Parmentier returned to London, but unable to find sufficient patronage there, he accepted an invitation to go to Yorkshire, where he painted many portraits. In 1711 he was paid £50 to paint an altarpiece showing the Last Supper for the church of the Holy Trinity Church at Hull. It survives, although in a mutilated condition. He also executed a ceiling painting on the theme of Moses receiving the law for St. Peter's Church at Leeds, and decorated staircases at Worksop Manor for the Duke of Norfolk, and at the house of John Atkinson, a former mayor of Leeds.

Following the death of Louis Laguerre in 1721 Parmentier returned to London, hoping to succeed to his practice as a decorative painter. During this London sojourn he became a member of a masonic music club called the Philo-musicae et -architecturae societas Apollini, which met at the Queen's Head tavern on Fleet Street near Temple Bar. Parmentier may have been hoping that freemasonry might provide a viable source of patronage for him, and it is known that he did get some work through the club, as its minute-book records that when the tavern changed its name to the Apollo tavern in recognition of its musical clientele, Parmentier painted the new sign.

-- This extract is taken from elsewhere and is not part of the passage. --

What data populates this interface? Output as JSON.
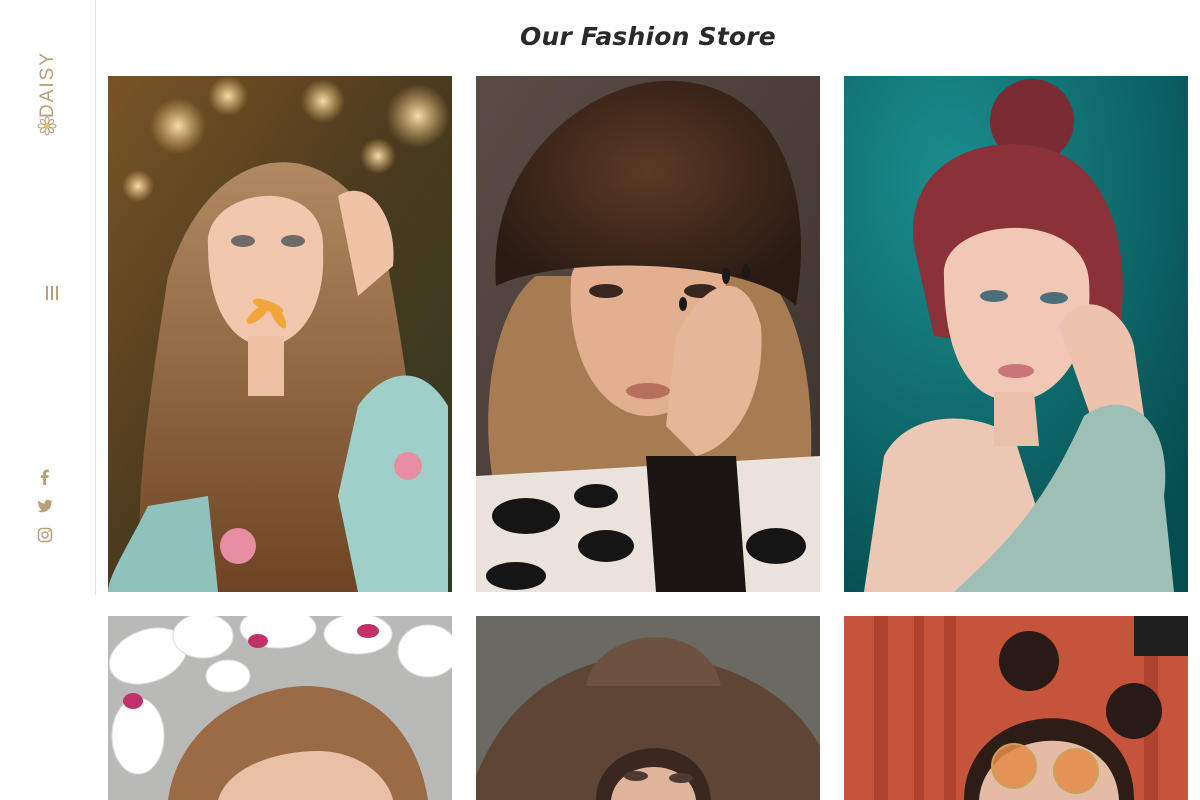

He did not, however, achieve his hoped-for success in London, and was on the point of returning to the Netherlands, where he had been invited to spend the rest of his life with relatives at Amsterdam, when he died on 2 December 1730. He was buried in St Paul's, Covent Garden.

His paintings of Charles II and of Charles de Marquetel de Saint-Evremond are in the collection of the National Portrait Gallery, London; another of St Evremond (1701) is at Knole.